The centerpiece of this reader is The Sound and the Fury. I got its gist on the first pass, since my earlier read of As I Lay Dying acclimated me to Faulkner’s multiple stream of consciousness narrations by quirky characters speaking in their own unique voices. In this work it is the three Compson brothers, the idiot Benji, followed by the suicidal Quentin and the stone-hearted Jason, and then Dilsey, the long-time black cook and housekeeper who in fact runs the entire household. Through them we know the promiscuous sister Cassie and the whining hypochondriacal matriarch Caroline and her worthless brother Maury, their incest producing a child Maury, later name-changed to Benjamin when his idiocy became manifest.

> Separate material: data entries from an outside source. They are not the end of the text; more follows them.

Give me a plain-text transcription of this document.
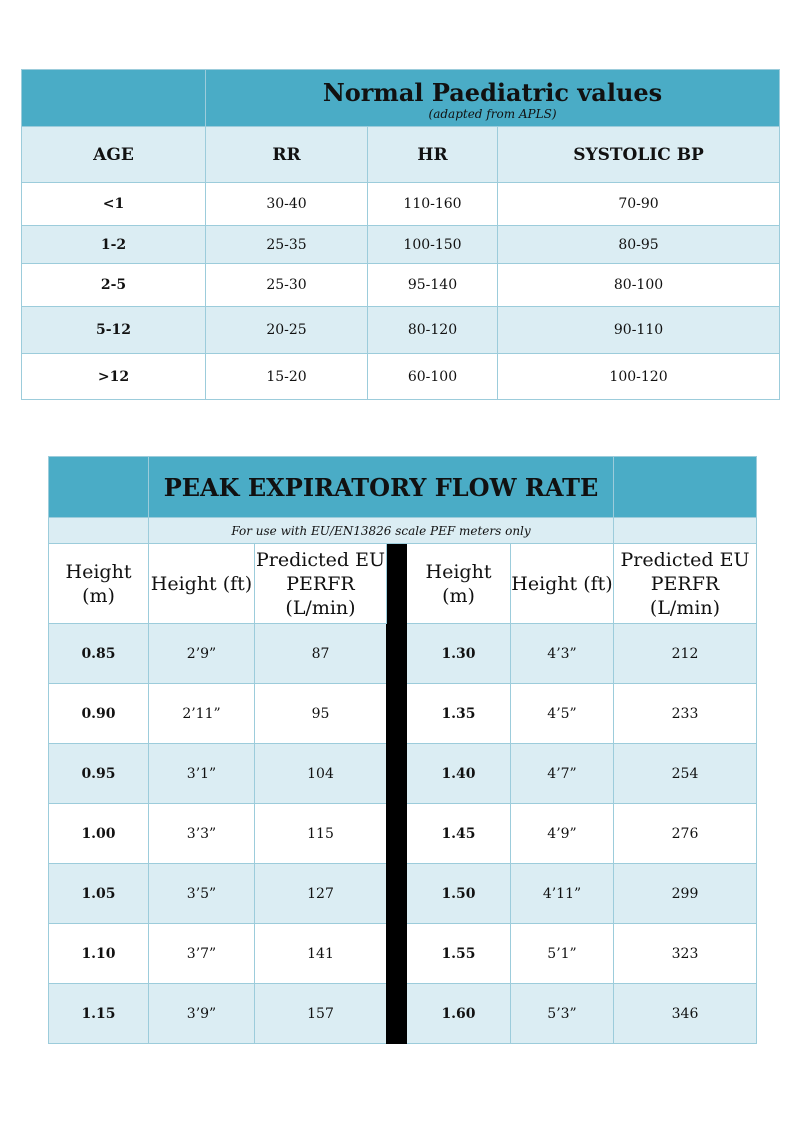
	Normal Paediatric values
(adapted from APLS)		

AGE	RR	HR	SYSTOLIC BP
<1	30-40	110-160	70-90
1-2	25-35	100-150	80-95
2-5	25-30	95-140	80-100
5-12	20-25	80-120	90-110
>12	15-20	60-100	100-120
	PEAK EXPIRATORY FLOW RATE					
	For use with EU/EN13826 scale PEF meters only					
Height (m)	Height (ft)	Predicted EU PERFR (L/min)		Height (m)	Height (ft)	Predicted EU PERFR (L/min)
0.85	2’9”	87		1.30	4’3”	212
0.90	2’11”	95		1.35	4’5”	233
0.95	3’1”	104		1.40	4’7”	254
1.00	3’3”	115		1.45	4’9”	276
1.05	3’5”	127		1.50	4’11”	299
1.10	3’7”	141		1.55	5’1”	323
1.15	3’9”	157		1.60	5’3”	346
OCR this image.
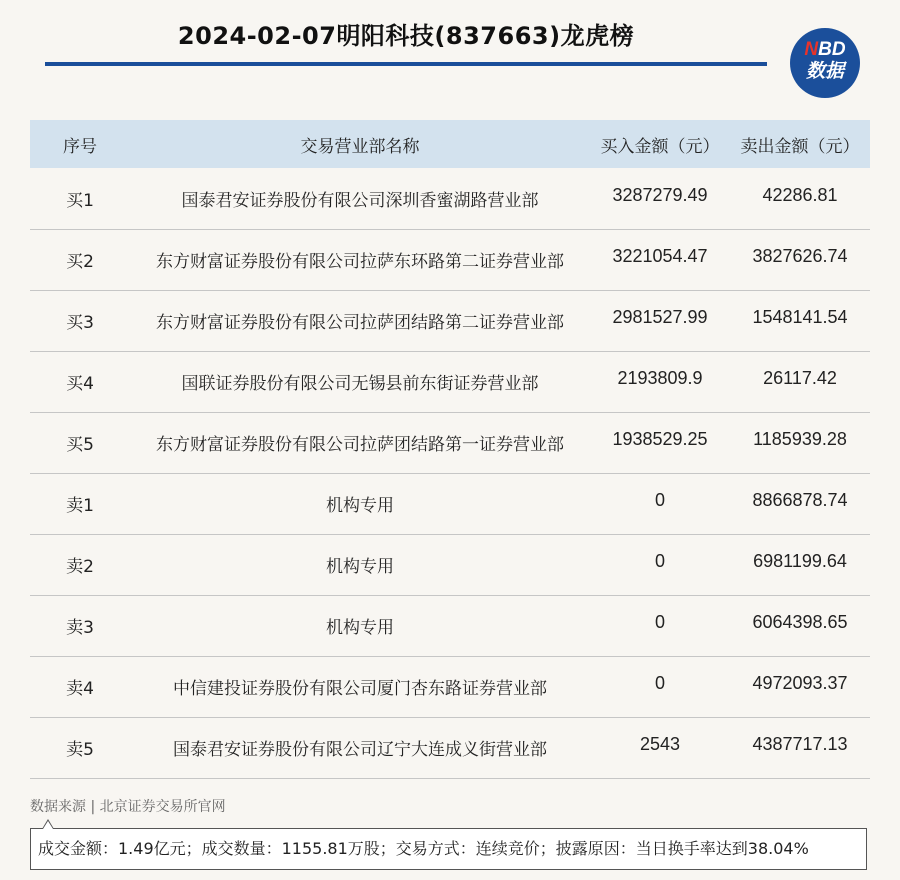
2024-02-07明阳科技(837663)龙虎榜	NBD
数据
序号	交易营业部名称	买入金额（元）	卖出金额（元）
买1	国泰君安证券股份有限公司深圳香蜜湖路营业部	3287279.49	42286.81
买2	东方财富证券股份有限公司拉萨东环路第二证券营业部	3221054.47	3827626.74
买3	东方财富证券股份有限公司拉萨团结路第二证券营业部	2981527.99	1548141.54
买4	国联证券股份有限公司无锡县前东街证券营业部	2193809.9	26117.42
买5	东方财富证券股份有限公司拉萨团结路第一证券营业部	1938529.25	1185939.28
卖1	机构专用	0	8866878.74
卖2	机构专用	0	6981199.64
卖3	机构专用	0	6064398.65
卖4	中信建投证券股份有限公司厦门杏东路证券营业部	0	4972093.37
卖5	国泰君安证券股份有限公司辽宁大连成义街营业部	2543	4387717.13
数据来源 | 北京证券交易所官网
成交金额：1.49亿元；成交数量：1155.81万股；交易方式：连续竞价；披露原因：当日换手率达到38.04%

I had intended to make a second pass at TSATF but the first pass exhausted me. The reader’s primary reward is Faulkner’s magnificent grasp of the voices and humor of southern culture, as delivered by Jason, Dilsey, and the young black boy Luster.

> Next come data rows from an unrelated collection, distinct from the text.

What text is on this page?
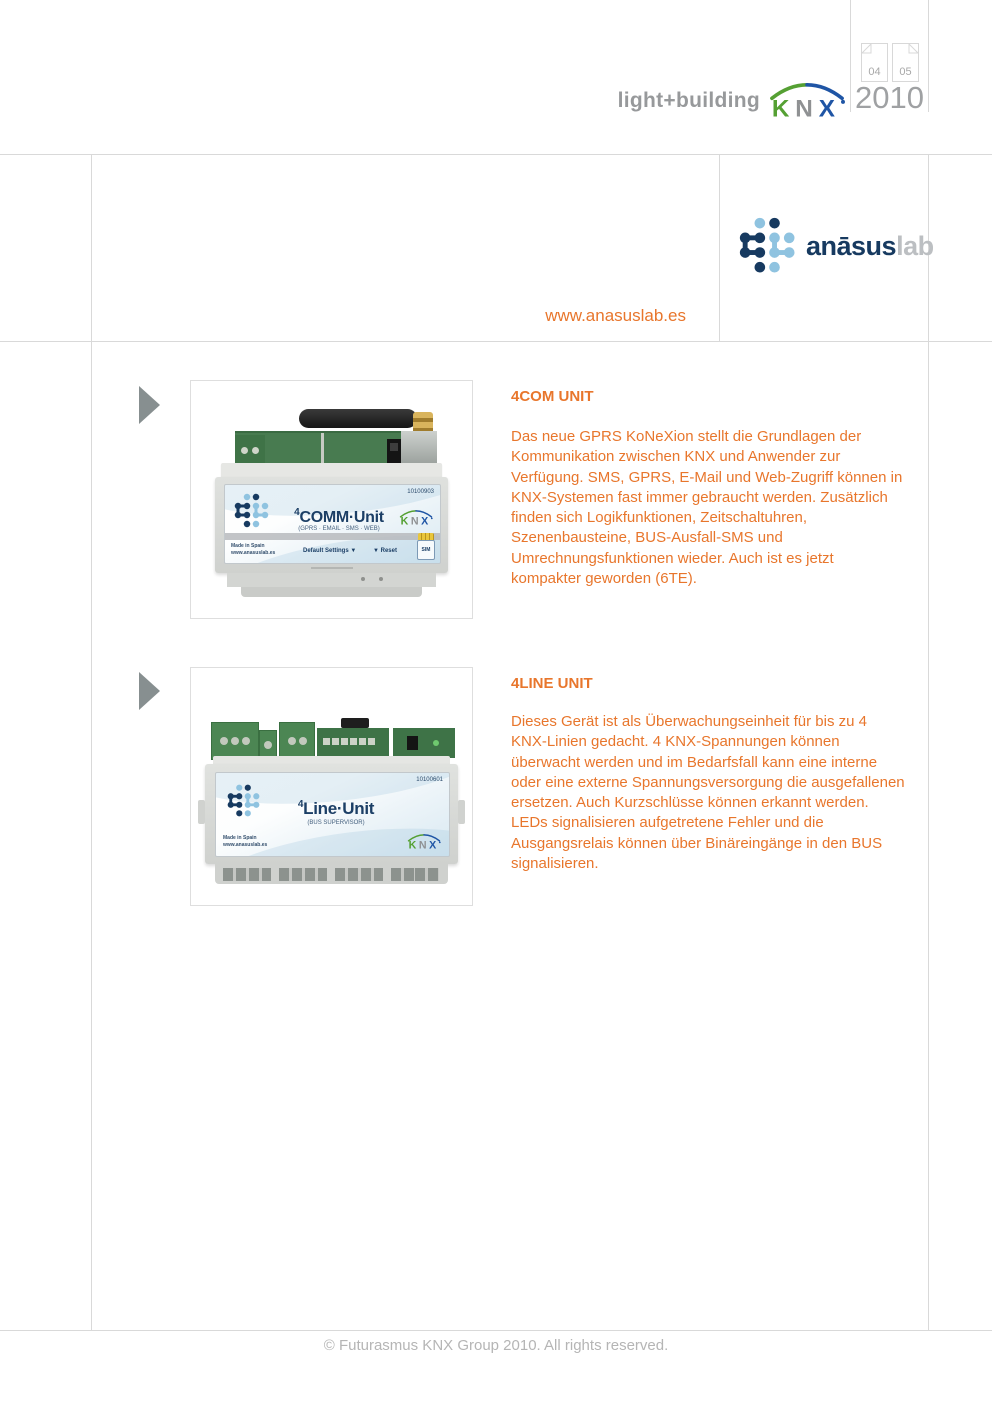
light+building K N X
04	05
2010
anāsuslab
www.anasuslab.es
10100903
$^4$COMM·Unit
(GPRS · EMAIL · SMS · WEB)
K N X
Made in Spain
www.anasuslab.es	Default Settings ▼	▼ Reset	SIM
4COM UNIT
Das neue GPRS KoNeXion stellt die Grundlagen der Kommunikation zwischen KNX und Anwender zur Verfügung. SMS, GPRS, E-Mail und Web-Zugriff können in KNX-Systemen fast immer gebraucht werden. Zusätzlich finden sich Logikfunktionen, Zeitschaltuhren, Szenenbausteine, BUS-Ausfall-SMS und Umrechnungsfunktionen wieder. Auch ist es jetzt kompakter geworden (6TE).
10100601
$^4$Line·Unit
(BUS SUPERVISOR)
Made in Spain
www.anasuslab.es	K N X
4LINE UNIT
Dieses Gerät ist als Überwachungseinheit für bis zu 4 KNX-Linien gedacht. 4 KNX-Spannungen können überwacht werden und im Bedarfsfall kann eine interne oder eine externe Spannungsversorgung die ausgefallenen ersetzen. Auch Kurzschlüsse können erkannt werden. LEDs signalisieren aufgetretene Fehler und die Ausgangsrelais können über Binäreingänge in den BUS signalisieren.
© Futurasmus KNX Group 2010. All rights reserved.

Turning to the stories in this reader:
The Old Man, The Bear, and Spotted Horses I had previously read in a three-story collection. The first two exhausted me, like TSATF; Spotted Horses I liked, for the scheming and bargaining. Ditto Shingles for the Lord, which I loved. (I dare you to figure out country boy math without spending time on it.) Another favorite was A Rose for Emily. I liked all the rest of the stories that I haven’t mentioned. (Like is the wrong characterization for those which realistically portray racial violence.) For me, Faulkner's stream of consciousness narratives are painful reading, but his character dialogues, in full patois, are Faulkner at his best. There, his Southern-ess, and his Southern wit and humor, are on ample display.